Natürlich ist die Bevölkerung im Gazastreifen nicht die Hamas (die grosse Mehrheit lebt in einer Art Geiselhaft des Terrorregimes) und die israelischen Opfer und Geiseln sind nicht das Militär, das den Hamas-Terror bekämpft, die Geiseln zu befreien versucht und Vergeltung übt. Aber die zutreffenden und wichtigen Unterscheidungen zählen nicht in der Realität, in der die einen selbstverständlich mit ihren Leben für die Verbrechen ihrer Landsleute geradestehen müssen, und in der von den anderen selbstverständlich erwartet wird, dass sie mit aller (legitimen) Gewalt gegen den Terror vorgehen, dem ihre Landsleute zum Opfer fielen. Der Anblick der Person, von dem wir uns beeindrucken lassen und der unsere moralischen Intuitionen steuert, blendet häufig aus, dass sie nicht nur als Person zum Gewaltopfer wurde, sondern als Symbol, Repräsentantin oder Mitglied eines Staates, einer Gesellschaft oder Gemeinschaft, die als Feinde betrachtet werden. So unschuldig die Person als Person ist, so untrennbar gehört sie aus einer gegnerischen Perspektive zum gegnerischen System. Anders als für die Betrachter:innen des Bildes einer fremden Person, steht sie niemals nur für sich.
Auch in nichtkriegerischen Zeiten birgt das Verhältnis zwischen Israel und Gaza resp. Palästina viel Konfliktpotential. Die Christentumsgeschichte und der Holocaust machen es nahezu unmöglich, einen neutralen Standpunkt einzunehmen. Zugleich darf ein verantwortungsvoller Umgang mit der Geschichte nicht die Missstände der Gegenwart ausblenden: die Lebenswirklichkeit und Lebensaussichten im Gazastreifen, dessen 360 km2 mit über zwei Millionen Menschen zu den am dichtesten bevölkerten Gebieten der Welt gehören. Knapp ein Viertel der Bevölkerung lebt in Flüchtlingslagern, mehr als zwei Drittel kann nur dank permanenter UN-Hilfen überleben. Im Nahen Osten prallen nicht nur Wohlstand und Armut, Wachstum und Perspektivlosigkeit ungebremst aufeinander. Eine realistische Sicht kommt nicht um die anstössige Frage herum, die Wolfgang Lienemann nach den Anschlägen von 9/11 – auf die im aktuellen Konflikt symbolhaft verwiesen wird – gestellt hat: «Es war schrecklich, am Fernsehen Zeuge zu werden, wie sich unmündige Kinder und alte Frauen über die Anschläge in Amerika freuten und in Jubel ausbrachen. Aber wer im Gazastreifen oder im Westjordanland jahrelang Opfer politischer Verfolgung, wirtschaftlicher Strangulierung und des Einsatzes modernsten militärischen Gerätes geworden ist, wie kann der noch auf etwas anderes hoffen als auf die nackte Gewalt?» Die extremen Kontraste zwischen zwei Völkern und zwei Religionen werden präzise getrennt durch die Grenzlinie auf einer politischen Landkarte. Das gewaltige Hindernis, dass diese politische Grenze darstellt, wird noch vergrössert durch die gravierenden Unterschiede hinsichtlich des sozialen Status, der gesellschaftlichen und persönlichen Lebensaussichten auf beiden Seiten der Grenze.

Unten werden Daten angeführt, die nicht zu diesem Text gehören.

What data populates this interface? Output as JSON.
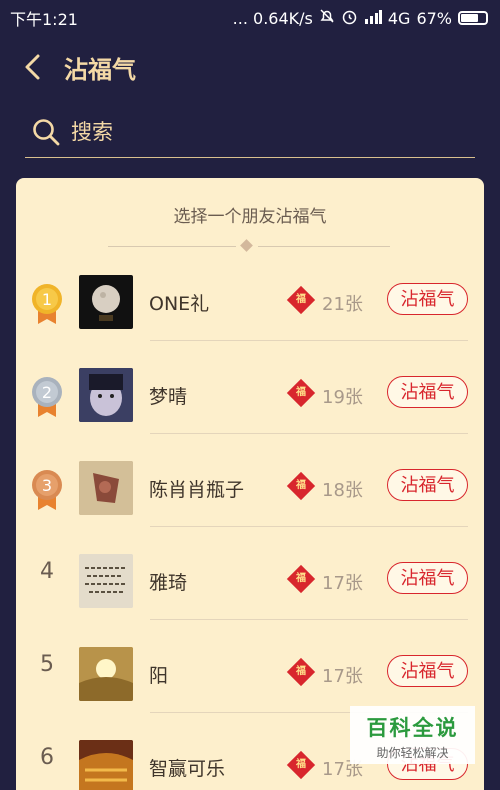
{
  "status_bar": {
    "time": "下午1:21",
    "network_speed": "... 0.64K/s",
    "signal": "4G",
    "battery": "67%"
  },
  "header": {
    "title": "沾福气"
  },
  "search": {
    "placeholder": "搜索"
  },
  "card": {
    "title": "选择一个朋友沾福气",
    "button_label": "沾福气",
    "rows": [
      {
        "rank": "1",
        "name": "ONE礼",
        "count": "21张",
        "medal": "gold"
      },
      {
        "rank": "2",
        "name": "梦晴",
        "count": "19张",
        "medal": "silver"
      },
      {
        "rank": "3",
        "name": "陈肖肖瓶子",
        "count": "18张",
        "medal": "bronze"
      },
      {
        "rank": "4",
        "name": "雅琦",
        "count": "17张",
        "medal": ""
      },
      {
        "rank": "5",
        "name": "阳",
        "count": "17张",
        "medal": ""
      },
      {
        "rank": "6",
        "name": "智赢可乐",
        "count": "17张",
        "medal": ""
      }
    ]
  },
  "fu_char": "福",
  "watermark": {
    "main": "百科全说",
    "sub": "助你轻松解决"
  },
  "colors": {
    "background": "#212040",
    "accent": "#f4d9a6",
    "card": "#fdefcc",
    "red": "#d8262d"
  }
}
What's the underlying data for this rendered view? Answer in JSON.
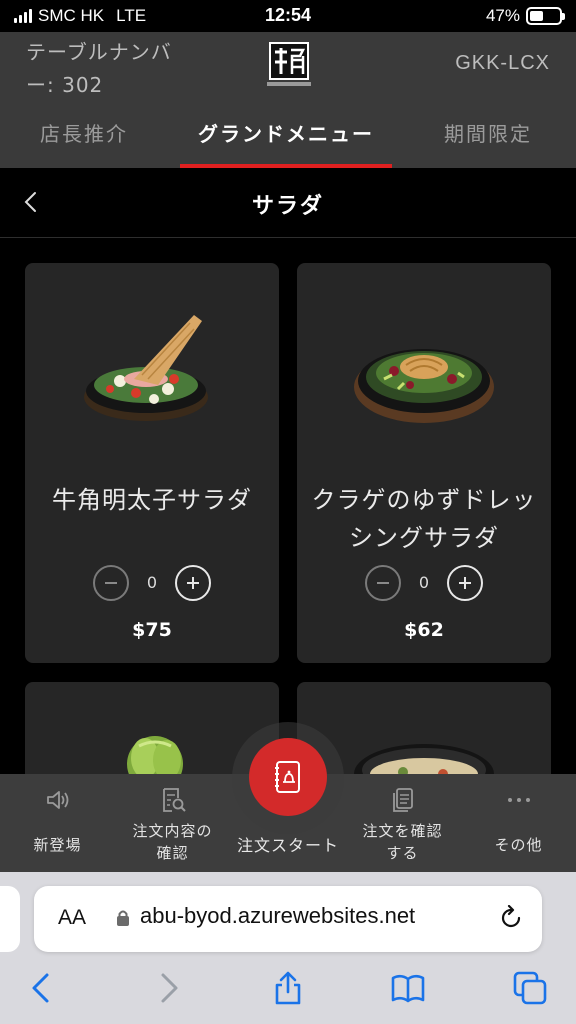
{
  "status_bar": {
    "carrier": "SMC HK",
    "network": "LTE",
    "time": "12:54",
    "battery": "47%",
    "battery_level": 0.47
  },
  "header": {
    "table_number": "テーブルナンバー: 302",
    "logo_icon": "gyukaku-logo",
    "store_code": "GKK-LCX"
  },
  "tabs": [
    {
      "label": "店長推介",
      "active": false
    },
    {
      "label": "グランドメニュー",
      "active": true
    },
    {
      "label": "期間限定",
      "active": false
    }
  ],
  "category": {
    "back_icon": "chevron-left-icon",
    "title": "サラダ"
  },
  "items": [
    {
      "name": "牛角明太子サラダ",
      "quantity": "0",
      "price": "$75",
      "image_icon": "mentaiko-salad-image"
    },
    {
      "name": "クラゲのゆずドレッシングサラダ",
      "quantity": "0",
      "price": "$62",
      "image_icon": "jellyfish-salad-image"
    },
    {
      "name": "",
      "quantity": "",
      "price": "",
      "image_icon": "lettuce-image"
    },
    {
      "name": "",
      "quantity": "",
      "price": "",
      "image_icon": "salad-bowl-image"
    }
  ],
  "bottom_nav": {
    "new": {
      "label": "新登場",
      "icon": "speaker-icon"
    },
    "order_review": {
      "label": "注文内容の確認",
      "icon": "document-search-icon"
    },
    "start_order": {
      "label": "注文スタート",
      "icon": "order-book-icon"
    },
    "confirm_order": {
      "label": "注文を確認する",
      "icon": "documents-icon"
    },
    "other": {
      "label": "その他",
      "icon": "more-dots-icon"
    }
  },
  "browser": {
    "text_size_label": "AA",
    "url": "abu-byod.azurewebsites.net",
    "colors": {
      "accent": "#d32a2a",
      "link_blue": "#1a73e8"
    }
  }
}
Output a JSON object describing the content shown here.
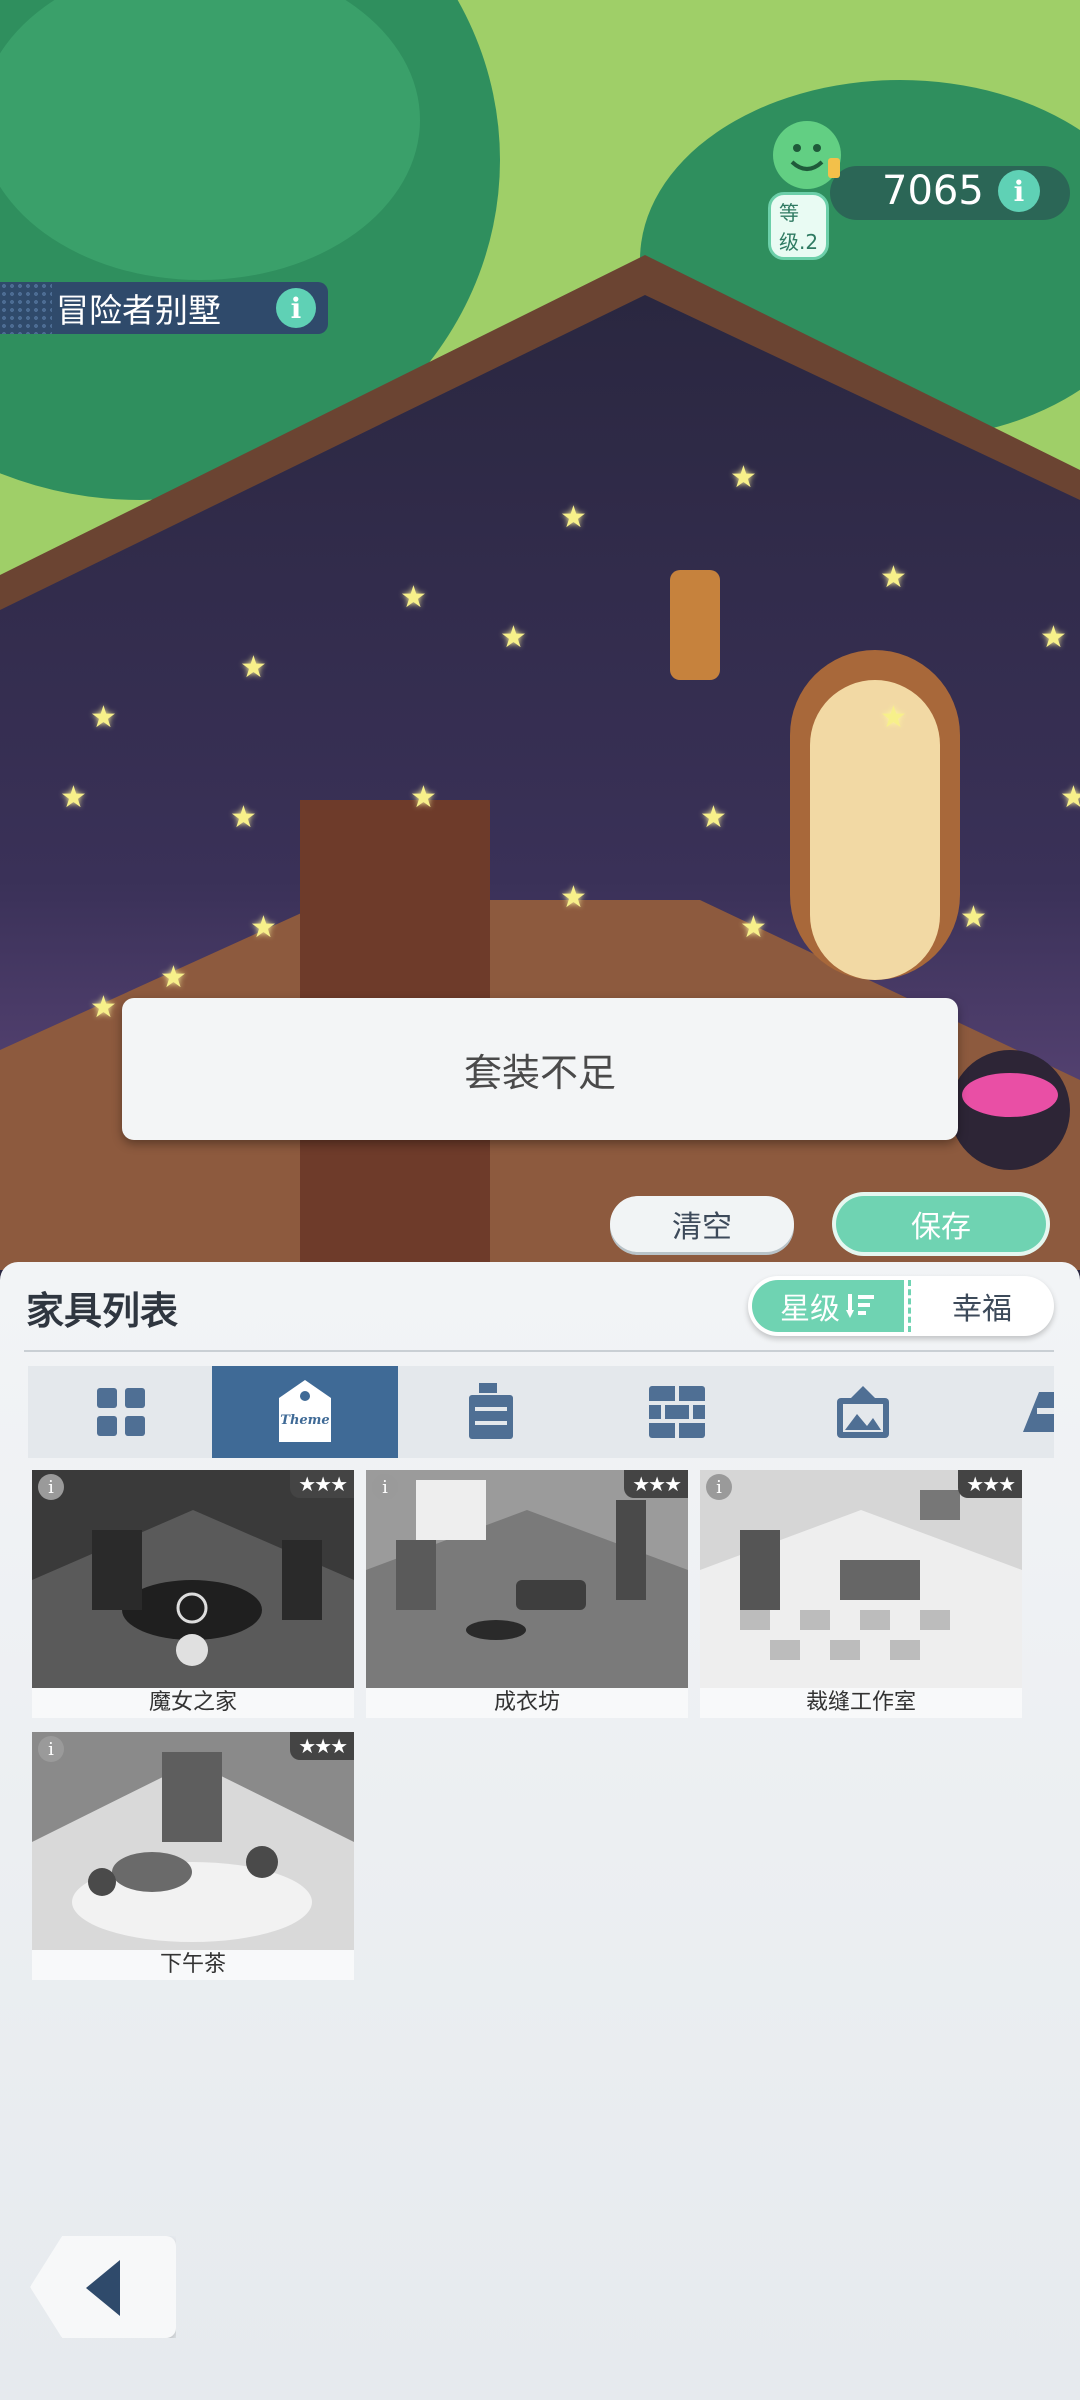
{
  "hud": {
    "house_name": "冒险者别墅",
    "info_glyph": "i",
    "level_label": "等级.2",
    "score": "7065"
  },
  "toast": {
    "message": "套装不足"
  },
  "actions": {
    "clear_label": "清空",
    "save_label": "保存"
  },
  "panel": {
    "title": "家具列表",
    "sort": {
      "star_label": "星级",
      "happiness_label": "幸福"
    },
    "tabs": [
      {
        "icon": "grid-icon"
      },
      {
        "icon": "theme-tag-icon",
        "text": "Theme"
      },
      {
        "icon": "cabinet-icon"
      },
      {
        "icon": "wall-icon"
      },
      {
        "icon": "picture-icon"
      },
      {
        "icon": "floor-icon"
      }
    ],
    "items": [
      {
        "label": "魔女之家",
        "stars": "★★★"
      },
      {
        "label": "成衣坊",
        "stars": "★★★"
      },
      {
        "label": "裁缝工作室",
        "stars": "★★★"
      },
      {
        "label": "下午茶",
        "stars": "★★★"
      }
    ]
  },
  "colors": {
    "accent": "#6fd3b2",
    "navy": "#2f4a6b",
    "tab_active": "#3f6a96"
  }
}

Die im Ukraine-Krieg noch weitestgehend unterdrückte ethische Frage drängt sich im Israel-Gaza-Konflikt mit aller Macht auf: Entspricht es christlichen oder humanistischen Vorstellungen von Betroffenheit und Empathie, wenn sie von rechtlichen, politischen oder moralischen Urteilen darüber abhängig gemacht würden, wer einen Gewaltkonflikt angefangen hat oder die Verantwortung/Schuld dafür trägt? Müssen oder dürfen die Sympathie und Solidarität für eine Person oder Gruppe an die Politik des Staates oder Regimes gekoppelt werden, dem sie angehört? Folgten Bestürzung und Betroffenheit einem solchen Freund-Feind-Schema, würde die Bedürftigkeit einer Person an die Bedingung ihrer – wie immer definierten – politisch-korrekten «Barmherzigkeitswürdigkeit» gebunden. Das Paradox einer solchen «konditionierten Barmherzigkeit» stünde im eklatanten Widerspruch zum barmherzigen Samaritaner aus dem biblischen Gleichnis, der für ein prämoralisches Berührtsein ausschliesslich durch den Anblick der Person steht. Der jüdische Philosoph Hans Jonas hat diese ereignishafte Begegnung auf die kurze Formel gebracht: «Sieh hin und du weisst.» Der Samaritaner war durch nichts mit dem Gewaltopfer verbunden, nicht einmal indirekt durch eine moralische Norm, für die die Situation ein passender Anwendungsfall gewesen wäre. Es besteht weder eine Beziehung zwischen beiden Personen, noch entwickelt sich eine solche aus der Begegnung. Das Gleichnis schildert nichts als ihre Begegnung und deren Folgen, eine soziale Nichtkonstellation, eine moralisch wie soziologisch nichtdarstellbare Praxis, der jegliche Bedingtheit und Begründbarkeit abgeht. Darin besteht das Risiko des Hinsehens und die Macht der Bilder, die den Blick fesseln oder verführen – je nachdem und manchmal beides zugleich. Den Blick nicht abwenden und sich zugleich nicht an den Anblick gewöhnen zu wollen, ist ein Entschluss ohne Forderung und ein sich verantwortlich machen ohne Verpflichtung.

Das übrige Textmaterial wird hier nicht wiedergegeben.